Link (including signatories) : Keep Prescriptive Rail Mandates Out of Surface Transportation Legislation
Letter Text
he Honorable Sam Graves
Chairman, House Committee on Transportation and Infrastructure
The Honorable Rick Larsen
Ranking Member, House Committee on Transportation and Infrastructure
The Honorable Ted Cruz
Chairman, Senate Committee on Commerce, Science, and Transportation
The Honorable Maria Cantwell
Ranking Member, Senate Committee on Commerce, Science, and Transportation
Dear Chair Graves, Ranking Member Larsen, Chair Cruz, and Ranking Member Cantwell,
We are writing to oppose the inclusion of Railway Safety Act (RSA)–style mandates, or similar prescriptive rail regulations, in any surface transportation reauthorization legislation.
Surface transportation bills are intended to modernize infrastructure, improve mobility, and support economic growth. As such, they are not an appropriate vehicle for resurrecting rail mandates that have repeatedly failed to advance through Congress on their own merits and have even been set aside by the committees of jurisdiction due to concerns about cost, feasibility, and unintended consequences.
At a time when affordability dominates voter concerns and policymakers in both parties are focused on reducing costs across the economy, embedding RSA-style provisions in a must-pass transportation bill would amount to a vote against affordability.
Higher costs without demonstrated safety gains
RSA-style mandates would impose extensive new regulatory requirements on freight railroads and the broader supply chain without clear evidence of improved safety outcomes. That means higher operating costs, reduced flexibility, and higher prices for American consumers.

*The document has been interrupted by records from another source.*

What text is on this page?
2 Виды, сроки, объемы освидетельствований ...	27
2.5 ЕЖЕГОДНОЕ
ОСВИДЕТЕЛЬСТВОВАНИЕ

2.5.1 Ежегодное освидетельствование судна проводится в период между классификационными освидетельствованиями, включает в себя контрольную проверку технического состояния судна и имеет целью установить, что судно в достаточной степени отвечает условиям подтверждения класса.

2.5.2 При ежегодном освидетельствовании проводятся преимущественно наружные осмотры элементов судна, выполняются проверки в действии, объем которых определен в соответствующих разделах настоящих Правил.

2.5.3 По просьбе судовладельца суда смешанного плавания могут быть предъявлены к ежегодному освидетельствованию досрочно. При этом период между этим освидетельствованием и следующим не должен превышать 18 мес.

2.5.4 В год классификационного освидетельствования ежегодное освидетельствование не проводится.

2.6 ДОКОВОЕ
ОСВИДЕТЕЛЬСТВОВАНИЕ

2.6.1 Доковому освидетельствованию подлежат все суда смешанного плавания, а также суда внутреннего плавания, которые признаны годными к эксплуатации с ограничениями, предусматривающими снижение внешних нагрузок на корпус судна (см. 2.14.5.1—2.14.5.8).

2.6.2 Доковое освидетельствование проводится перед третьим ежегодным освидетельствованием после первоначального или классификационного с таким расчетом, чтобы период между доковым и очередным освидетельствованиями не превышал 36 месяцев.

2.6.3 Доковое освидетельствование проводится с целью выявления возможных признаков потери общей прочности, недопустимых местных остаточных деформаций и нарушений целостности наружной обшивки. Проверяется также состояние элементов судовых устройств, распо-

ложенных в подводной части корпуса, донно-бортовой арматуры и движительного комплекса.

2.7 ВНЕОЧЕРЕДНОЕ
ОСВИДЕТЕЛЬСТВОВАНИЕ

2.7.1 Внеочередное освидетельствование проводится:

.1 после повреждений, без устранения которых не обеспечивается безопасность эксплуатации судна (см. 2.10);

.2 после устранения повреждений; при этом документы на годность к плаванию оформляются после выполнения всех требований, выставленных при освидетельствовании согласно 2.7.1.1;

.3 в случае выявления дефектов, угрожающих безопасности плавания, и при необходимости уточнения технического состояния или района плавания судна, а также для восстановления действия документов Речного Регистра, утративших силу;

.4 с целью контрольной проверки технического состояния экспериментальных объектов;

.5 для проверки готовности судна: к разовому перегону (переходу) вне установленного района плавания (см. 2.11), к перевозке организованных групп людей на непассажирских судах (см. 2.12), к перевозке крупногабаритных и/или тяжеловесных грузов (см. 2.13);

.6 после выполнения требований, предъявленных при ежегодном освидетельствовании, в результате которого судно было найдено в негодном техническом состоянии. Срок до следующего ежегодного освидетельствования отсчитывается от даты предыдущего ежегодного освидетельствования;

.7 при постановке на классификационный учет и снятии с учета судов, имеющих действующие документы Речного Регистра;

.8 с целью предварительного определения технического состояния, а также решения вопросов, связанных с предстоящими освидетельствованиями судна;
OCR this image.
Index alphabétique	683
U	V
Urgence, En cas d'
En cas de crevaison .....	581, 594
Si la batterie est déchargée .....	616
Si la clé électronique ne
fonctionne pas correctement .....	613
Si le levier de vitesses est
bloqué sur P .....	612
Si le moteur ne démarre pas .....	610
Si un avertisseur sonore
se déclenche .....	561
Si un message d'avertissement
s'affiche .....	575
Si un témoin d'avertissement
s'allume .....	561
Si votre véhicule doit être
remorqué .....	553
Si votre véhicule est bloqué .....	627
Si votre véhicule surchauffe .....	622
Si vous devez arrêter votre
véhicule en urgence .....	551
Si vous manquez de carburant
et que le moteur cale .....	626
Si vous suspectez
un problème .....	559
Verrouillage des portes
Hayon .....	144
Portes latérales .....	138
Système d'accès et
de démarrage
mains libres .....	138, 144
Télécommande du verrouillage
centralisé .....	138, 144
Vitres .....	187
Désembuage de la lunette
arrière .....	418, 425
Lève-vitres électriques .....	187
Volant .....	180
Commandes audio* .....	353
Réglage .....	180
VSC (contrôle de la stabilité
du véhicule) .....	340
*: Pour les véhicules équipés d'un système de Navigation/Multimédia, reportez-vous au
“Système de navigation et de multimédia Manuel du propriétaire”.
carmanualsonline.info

Freight rail is a critical backbone of the U.S. supply chain. Increases in rail costs flow directly into the price of food, fuel, building materials, manufactured goods, and energy. Adding new regulatory mandates to surface transportation legislation would undermine stated goals of affordability, competitiveness, and economic stability.
Prescriptive mandates undermine innovation
Another problem with prior RSA proposals is they relied on one-size-fits-all statutory mandates rather than data-driven, risk-based regulation, including:
- Crew-size mandates that would freeze current practices regardless of evolving technology or operational needs, despite no evidence such mandates would have prevented past accidents.
- Overbroad hazardous material definitions that would effectively classify most freight trains as hazmat trains, vastly expanding regulatory reach over routine operations.
- Inspection requirements focused on minimum time thresholds rather than inspection quality or outcomes.
- Technology prescriptions that risk locking in existing systems while discouraging next-generation safety innovation.
The rail industry’s most significant safety and efficiency gains have come through private investment, operational flexibility, and technological advancement. Rigid statutory mandates would impede that progress.
A better approach
Surface transportation reauthorization should focus on modernizing and streamlining transportation policy, including updating or eliminating statutory provisions that are outdated, duplicative, or misaligned with current technologies and operating realities. Rather than layering new mandates onto an already complex regulatory framework,
Congress should use this legislation to reduce unnecessary burdens and ensure federal law reflects the modern supply chain.
We urge Congress to keep RSA-style mandates out of surface transportation reauthorization and instead pursue policies that advance safety, affordability, and economic growth through flexibility, innovation, and sound governance.